ビットコイン(BTC)など6,000万円を横領、仮想通貨の投資詐欺も行い罰金1億2,500万円

ビットコイン(BTC)など6,000万円を横領、仮想通貨の投資詐欺も行い罰金1億2,500万円

米商品先物取引委員会(CFTC)が11月9日、アリゾナ州在住のジョセフ・キム(Joseph Kim)対して仮想通貨に関連した詐欺を働いたとして110万ドル(約1億2,500万円)の罰金を科すと発表した。同日、イリノイ北部地区連邦地方裁判所は、通信詐欺罪に問われた同被告に対して懲役15カ月を言い渡した。

仮想通貨を6,000万円近く横領し解雇

CFTCの発表によると、キム被告は2017年9月から11月にかけてシカゴにある自己売買業務を行う企業の口座からビットコイン(BTC)とライトコイン(LTC)を自身の口座に複数回にわたって送金を繰り返し、横領を行っていた。

ビットコイン(BTC)の価格チャート

会社の口座の仮想通貨が移動していることを問われた同被告は、取引所のセキュリティーの問題により複数の口座へ送金するよう求められたとうそをついていた。その後、同企業は横領を発見し、同被告を解雇。被害額は約60万ドル(約6,800万円)だった。

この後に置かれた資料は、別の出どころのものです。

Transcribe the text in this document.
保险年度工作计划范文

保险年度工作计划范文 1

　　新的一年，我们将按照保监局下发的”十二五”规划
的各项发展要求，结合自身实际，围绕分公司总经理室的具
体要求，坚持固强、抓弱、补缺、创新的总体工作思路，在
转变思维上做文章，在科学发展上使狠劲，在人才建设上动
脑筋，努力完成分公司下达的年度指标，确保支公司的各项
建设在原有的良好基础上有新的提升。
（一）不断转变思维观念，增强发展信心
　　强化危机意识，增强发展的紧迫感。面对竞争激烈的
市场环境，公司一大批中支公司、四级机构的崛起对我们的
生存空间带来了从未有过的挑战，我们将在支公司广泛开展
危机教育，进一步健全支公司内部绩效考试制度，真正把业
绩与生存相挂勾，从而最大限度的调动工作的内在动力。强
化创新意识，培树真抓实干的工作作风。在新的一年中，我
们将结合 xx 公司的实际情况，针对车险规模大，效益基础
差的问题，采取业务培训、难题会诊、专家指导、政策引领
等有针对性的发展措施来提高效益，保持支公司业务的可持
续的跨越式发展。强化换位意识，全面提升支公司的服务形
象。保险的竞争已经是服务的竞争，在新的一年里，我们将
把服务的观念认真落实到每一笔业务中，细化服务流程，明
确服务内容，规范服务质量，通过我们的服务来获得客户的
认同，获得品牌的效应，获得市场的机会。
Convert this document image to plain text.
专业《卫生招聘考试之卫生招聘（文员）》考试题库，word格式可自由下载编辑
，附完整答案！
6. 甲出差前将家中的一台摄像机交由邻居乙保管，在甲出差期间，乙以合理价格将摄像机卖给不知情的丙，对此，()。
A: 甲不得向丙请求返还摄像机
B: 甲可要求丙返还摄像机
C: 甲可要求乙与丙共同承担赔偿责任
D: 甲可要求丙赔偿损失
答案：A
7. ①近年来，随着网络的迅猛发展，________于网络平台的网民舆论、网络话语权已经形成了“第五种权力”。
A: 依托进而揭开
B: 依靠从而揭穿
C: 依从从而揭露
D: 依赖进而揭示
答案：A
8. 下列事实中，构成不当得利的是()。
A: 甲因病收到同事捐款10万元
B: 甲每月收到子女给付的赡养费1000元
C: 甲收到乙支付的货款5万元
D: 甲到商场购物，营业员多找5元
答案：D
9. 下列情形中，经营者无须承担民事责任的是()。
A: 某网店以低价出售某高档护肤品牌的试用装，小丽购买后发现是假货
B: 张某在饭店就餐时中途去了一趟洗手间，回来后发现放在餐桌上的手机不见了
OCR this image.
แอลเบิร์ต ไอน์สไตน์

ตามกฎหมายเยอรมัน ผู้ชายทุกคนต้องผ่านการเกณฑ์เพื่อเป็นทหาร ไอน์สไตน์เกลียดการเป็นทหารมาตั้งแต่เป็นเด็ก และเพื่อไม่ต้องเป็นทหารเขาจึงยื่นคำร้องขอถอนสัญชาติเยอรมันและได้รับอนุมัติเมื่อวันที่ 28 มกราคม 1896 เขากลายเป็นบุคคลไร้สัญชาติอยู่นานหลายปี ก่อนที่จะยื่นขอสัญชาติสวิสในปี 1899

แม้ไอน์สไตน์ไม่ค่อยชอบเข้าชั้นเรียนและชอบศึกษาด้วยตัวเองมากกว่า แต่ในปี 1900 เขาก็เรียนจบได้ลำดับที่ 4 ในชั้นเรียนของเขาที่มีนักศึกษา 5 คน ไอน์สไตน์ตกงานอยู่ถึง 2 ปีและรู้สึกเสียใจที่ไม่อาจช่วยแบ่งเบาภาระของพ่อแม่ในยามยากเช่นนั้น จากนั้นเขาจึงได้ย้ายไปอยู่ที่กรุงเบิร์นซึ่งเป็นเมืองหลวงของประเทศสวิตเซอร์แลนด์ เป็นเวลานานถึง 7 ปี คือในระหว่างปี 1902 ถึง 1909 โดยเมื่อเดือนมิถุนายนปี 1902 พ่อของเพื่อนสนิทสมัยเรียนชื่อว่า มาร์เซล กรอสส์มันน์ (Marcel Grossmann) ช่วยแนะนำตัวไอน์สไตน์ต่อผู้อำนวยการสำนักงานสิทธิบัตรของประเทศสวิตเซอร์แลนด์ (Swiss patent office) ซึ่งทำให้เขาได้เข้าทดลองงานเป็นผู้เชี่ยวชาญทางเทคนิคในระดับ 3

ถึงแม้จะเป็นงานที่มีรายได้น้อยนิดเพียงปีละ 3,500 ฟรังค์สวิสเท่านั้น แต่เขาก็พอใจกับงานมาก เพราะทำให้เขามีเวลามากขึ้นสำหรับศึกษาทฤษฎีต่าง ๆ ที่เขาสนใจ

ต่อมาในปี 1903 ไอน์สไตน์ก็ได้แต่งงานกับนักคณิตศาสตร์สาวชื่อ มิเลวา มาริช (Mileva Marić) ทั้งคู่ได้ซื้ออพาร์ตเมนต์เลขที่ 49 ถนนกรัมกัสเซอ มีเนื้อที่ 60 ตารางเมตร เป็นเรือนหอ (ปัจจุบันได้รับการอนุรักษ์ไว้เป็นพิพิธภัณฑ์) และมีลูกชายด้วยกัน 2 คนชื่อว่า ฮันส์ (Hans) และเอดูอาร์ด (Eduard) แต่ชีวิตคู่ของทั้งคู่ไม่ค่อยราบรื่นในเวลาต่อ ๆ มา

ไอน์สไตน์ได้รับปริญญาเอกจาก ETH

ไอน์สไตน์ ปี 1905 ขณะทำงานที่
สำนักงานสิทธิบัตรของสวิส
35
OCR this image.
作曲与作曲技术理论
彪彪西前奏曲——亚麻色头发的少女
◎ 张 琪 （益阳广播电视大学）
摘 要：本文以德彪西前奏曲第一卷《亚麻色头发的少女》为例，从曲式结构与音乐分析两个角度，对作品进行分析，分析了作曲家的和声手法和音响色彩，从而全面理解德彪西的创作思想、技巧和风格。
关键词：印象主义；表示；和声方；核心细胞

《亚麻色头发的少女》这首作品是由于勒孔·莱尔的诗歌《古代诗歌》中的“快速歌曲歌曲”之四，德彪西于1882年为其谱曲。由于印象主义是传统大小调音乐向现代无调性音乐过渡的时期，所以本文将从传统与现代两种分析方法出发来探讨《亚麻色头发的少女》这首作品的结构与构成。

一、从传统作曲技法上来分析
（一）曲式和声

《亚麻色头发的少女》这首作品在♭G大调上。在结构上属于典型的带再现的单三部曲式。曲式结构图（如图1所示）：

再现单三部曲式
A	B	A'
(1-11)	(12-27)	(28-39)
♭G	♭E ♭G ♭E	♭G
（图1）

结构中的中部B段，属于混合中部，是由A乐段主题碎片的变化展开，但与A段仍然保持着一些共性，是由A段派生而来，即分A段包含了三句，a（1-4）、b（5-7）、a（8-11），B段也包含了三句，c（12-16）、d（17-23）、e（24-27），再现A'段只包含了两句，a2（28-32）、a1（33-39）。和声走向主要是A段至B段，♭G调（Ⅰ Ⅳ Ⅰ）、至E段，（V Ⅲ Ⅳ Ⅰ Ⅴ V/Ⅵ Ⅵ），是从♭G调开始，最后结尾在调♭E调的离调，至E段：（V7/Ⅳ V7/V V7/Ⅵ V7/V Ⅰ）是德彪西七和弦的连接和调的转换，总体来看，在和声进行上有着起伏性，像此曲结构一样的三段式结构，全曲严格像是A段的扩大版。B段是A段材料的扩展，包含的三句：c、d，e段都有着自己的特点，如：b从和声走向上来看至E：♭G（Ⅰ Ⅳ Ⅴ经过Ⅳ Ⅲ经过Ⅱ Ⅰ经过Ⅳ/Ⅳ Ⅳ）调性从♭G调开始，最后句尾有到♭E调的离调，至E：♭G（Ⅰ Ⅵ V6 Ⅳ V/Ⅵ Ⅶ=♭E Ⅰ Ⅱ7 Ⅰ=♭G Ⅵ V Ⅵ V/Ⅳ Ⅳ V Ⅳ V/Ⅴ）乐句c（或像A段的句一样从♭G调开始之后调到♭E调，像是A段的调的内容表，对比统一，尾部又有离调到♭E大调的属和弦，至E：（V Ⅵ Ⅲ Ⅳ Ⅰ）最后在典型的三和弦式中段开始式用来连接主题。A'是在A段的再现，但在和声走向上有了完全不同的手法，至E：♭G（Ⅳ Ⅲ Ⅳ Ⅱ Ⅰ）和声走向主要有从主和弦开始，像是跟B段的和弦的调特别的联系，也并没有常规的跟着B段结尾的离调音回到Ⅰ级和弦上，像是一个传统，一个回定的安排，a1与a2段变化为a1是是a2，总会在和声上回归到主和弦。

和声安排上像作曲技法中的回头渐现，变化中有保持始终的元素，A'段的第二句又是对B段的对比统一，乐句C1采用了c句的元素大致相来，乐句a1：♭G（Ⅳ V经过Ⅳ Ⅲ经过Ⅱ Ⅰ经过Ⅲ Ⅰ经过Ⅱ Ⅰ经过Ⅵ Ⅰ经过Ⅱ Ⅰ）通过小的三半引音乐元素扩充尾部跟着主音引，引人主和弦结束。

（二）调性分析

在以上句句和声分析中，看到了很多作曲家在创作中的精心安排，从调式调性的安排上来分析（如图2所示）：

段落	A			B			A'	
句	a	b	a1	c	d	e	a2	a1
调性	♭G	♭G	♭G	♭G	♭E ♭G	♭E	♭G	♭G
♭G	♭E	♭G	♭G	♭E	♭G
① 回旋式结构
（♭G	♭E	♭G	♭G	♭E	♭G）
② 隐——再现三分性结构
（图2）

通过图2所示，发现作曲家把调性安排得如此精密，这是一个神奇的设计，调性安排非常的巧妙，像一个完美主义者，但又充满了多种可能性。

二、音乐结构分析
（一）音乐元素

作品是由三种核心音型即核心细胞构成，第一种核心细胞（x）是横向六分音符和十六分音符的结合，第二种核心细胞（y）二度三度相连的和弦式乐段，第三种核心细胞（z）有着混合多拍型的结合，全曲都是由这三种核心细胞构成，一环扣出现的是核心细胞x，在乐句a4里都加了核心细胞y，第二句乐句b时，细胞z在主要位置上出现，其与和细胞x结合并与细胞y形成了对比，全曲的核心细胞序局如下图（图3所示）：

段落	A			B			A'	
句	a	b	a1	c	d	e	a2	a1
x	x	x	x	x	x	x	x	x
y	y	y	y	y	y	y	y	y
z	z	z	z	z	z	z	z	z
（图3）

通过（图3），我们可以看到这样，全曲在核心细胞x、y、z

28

キム被告はその後、同企業へ返済するため仮想通貨の取引を続け収益を上げようと、顧客から不正に資金調達を行っていた。2017年12月から18年3月までの間に、少なくとも5人の顧客から54万5,000ドル(約6,100万円)の資金を集め、仮想通貨への投資に充てていた。

騙して集めた資金も仮想通貨に投資し、全て失う

しかし資金を集める際に顧客に対して同被告は、前の会社を横領によって解雇されたことを隠し、自身の投資会社を始めるために自主退社したと話していた。さらに、顧客にはリスクの低い仮想通貨のアービトラージで資金を運用すると説明していたが、実際は比較的リスクの高いディレクショナル型の取引を行っていた。

その結果、同被告は顧客から預かった全ての資金を失った。そして、顧客には損失を隠すため取引によって利益が出ているようにみせた偽の取引明細を送っていたという。同被告は被害にあった企業と顧客に対して合計114万6,000ドル(約1億3,000万円)を返還命令を受け、今後の仮想通貨を含む取引が禁止された。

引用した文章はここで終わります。